Regeneron Pharmaceuticals, Inc. (REGN) is backing a promising gene therapy collaboration with a serious check. The company announced Monday it's partnering with Tessera Therapeutics to jointly develop and commercialize TSRA-196, an experimental treatment targeting alpha-1 antitrypsin deficiency.

If you haven't heard of AATD, here's the deal: It's an inherited genetic disorder where your body doesn't produce enough alpha-1 antitrypsin protein, which normally protects your lungs and liver. Without enough of this protein, patients can develop serious damage to either or both organs. It's rare but not insignificant, affecting approximately 200,000 people across the U.S. and Europe.

What makes TSRA-196 interesting is that it's designed as a one-and-done solution. Rather than managing symptoms indefinitely, this gene writing therapy aims to precisely correct the underlying genetic mutation responsible for AATD, restoring the body's ability to produce functional AAT protein. Think of it as fixing the typo in your DNA rather than just dealing with the consequences.

Tessera is moving quickly toward human trials. The company expects to file an Investigational New Drug application and multiple Clinical Trial Applications with the FDA by the end of this year, which would clear the path for testing in patients.

The Financial Structure

Here's how the deal breaks down: Tessera receives $150 million upfront, which includes both cash and an equity investment from Regeneron. Beyond that initial payment, Tessera can earn another $125 million through near and mid-term development milestone payments. The two companies will split worldwide development costs and any future profits equally.

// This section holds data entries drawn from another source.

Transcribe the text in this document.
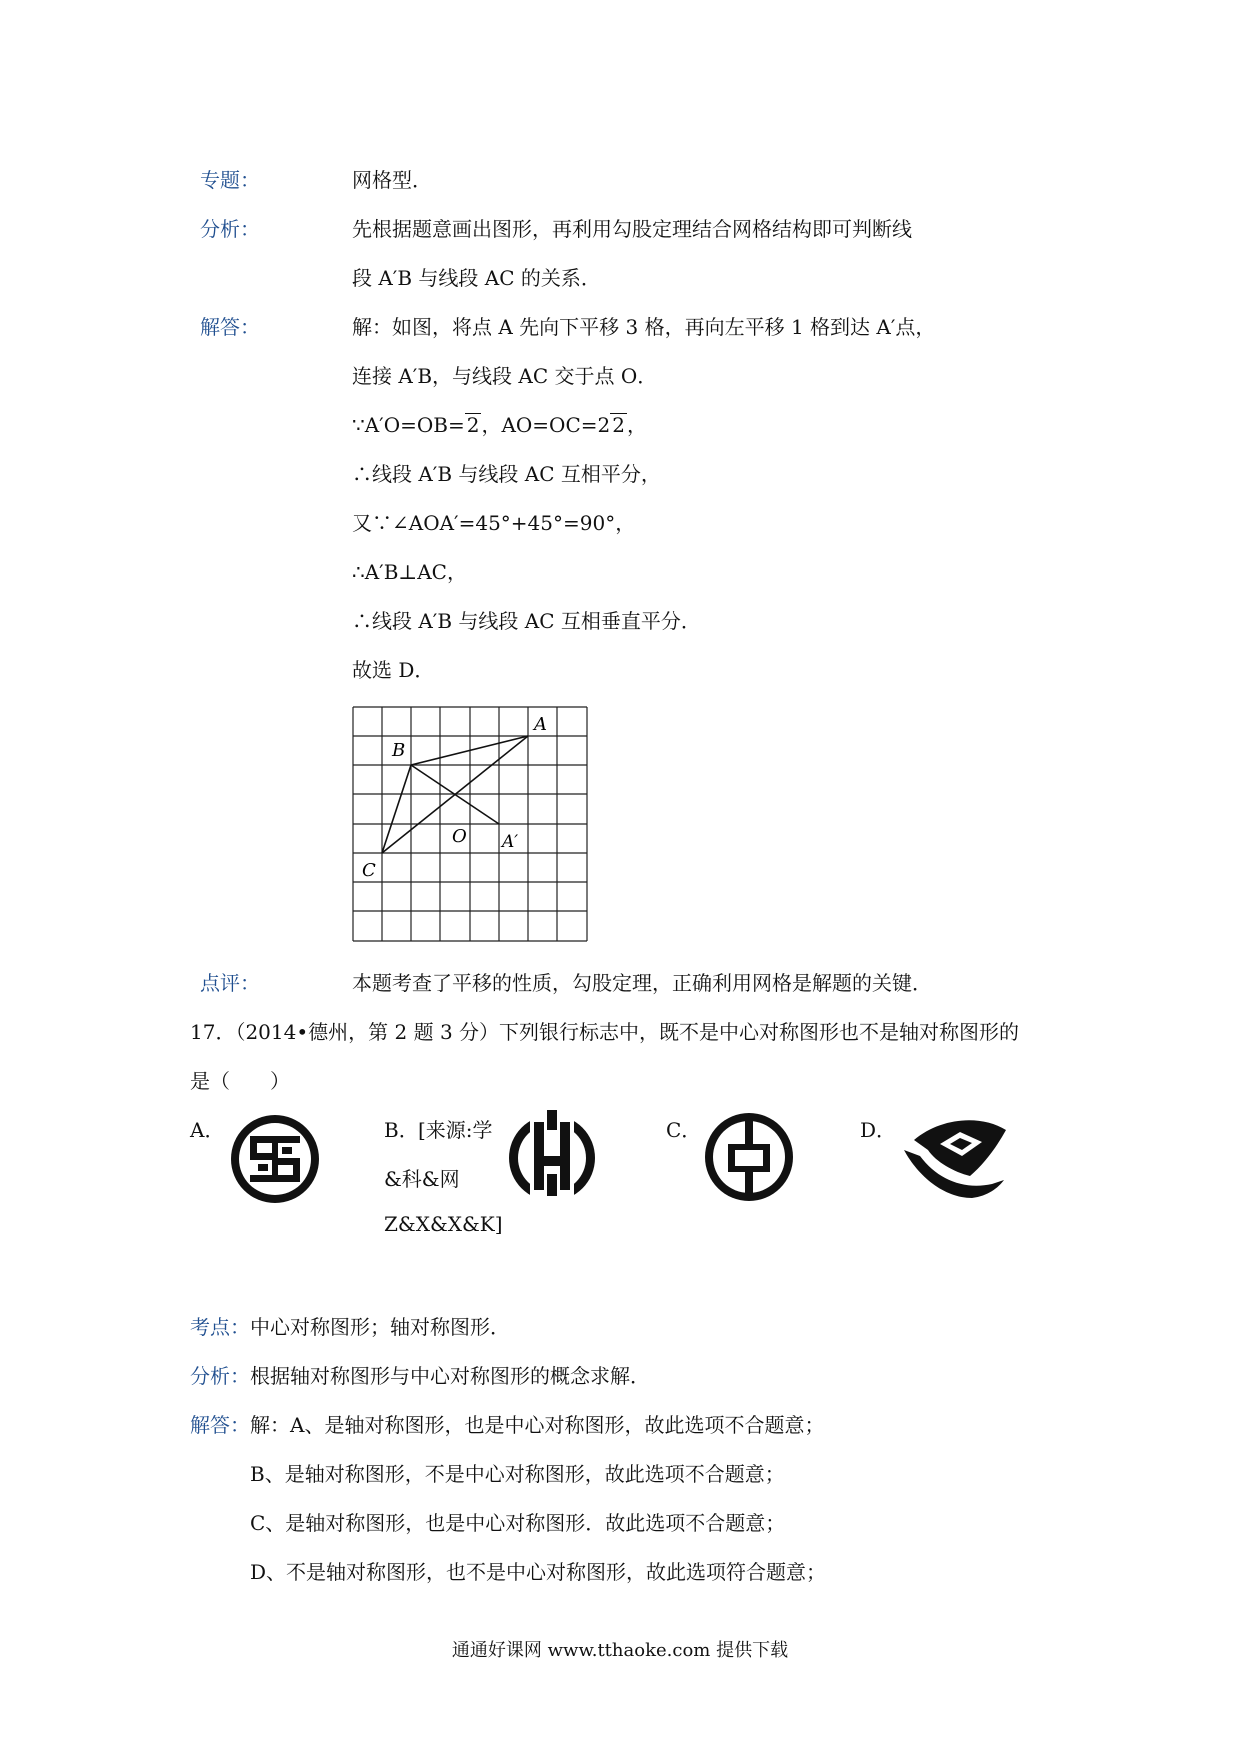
专题：	网格型．
分析：	先根据题意画出图形，再利用勾股定理结合网格结构即可判断线
段 A′B 与线段 AC 的关系．
解答：	解：如图，将点 A 先向下平移 3 格，再向左平移 1 格到达 A′点，
连接 A′B，与线段 AC 交于点 O．
∵A′O=OB= 2 ，AO=OC=2 2 ，
∴线段 A′B 与线段 AC 互相平分，
又∵∠AOA′=45°+45°=90°，
∴A′B⊥AC，
∴线段 A′B 与线段 AC 互相垂直平分．
故选 D．
A
B
C
O A′
点评：	本题考查了平移的性质，勾股定理，正确利用网格是解题的关键．
17．（2014•德州，第 2 题 3 分）下列银行标志中，既不是中心对称图形也不是轴对称图形的
是（　　）
A．	B． [来源:学
&科&网
Z&X&X&K]
C．	D．
考点：中心对称图形；轴对称图形．
分析：根据轴对称图形与中心对称图形的概念求解．
解答：解：A、是轴对称图形，也是中心对称图形，故此选项不合题意；
B、是轴对称图形，不是中心对称图形，故此选项不合题意；
C、是轴对称图形，也是中心对称图形．故此选项不合题意；
D、不是轴对称图形，也不是中心对称图形，故此选项符合题意；
通通好课网 www.tthaoke.com 提供下载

As for responsibilities, Tessera will lead the first-in-human trial, while Regeneron takes charge of subsequent global development and commercialization efforts. It's a sensible division of labor that leverages Regeneron's commercial muscle with Tessera's specialized gene therapy platform.

The Science Behind It

This collaboration builds on some compelling preclinical data that Tessera presented at the American Society of Gene & Cell Therapy Annual Meeting. The results showed durable, high-fidelity genome editing of SERPINA1, the specific genetic locus responsible for AATD, in both mice and non-human primates following a single dose of TSRA-196.

What really caught attention was the precision: high liver editing specificity with no germline or off-target editing detected, plus favorable safety and tolerability using Tessera's proprietary lipid nanoparticle delivery system. In other words, the therapy appears to hit its target without causing collateral damage elsewhere in the genome.

Regeneron stock was down 3.02% at $756.40 on Monday following the announcement.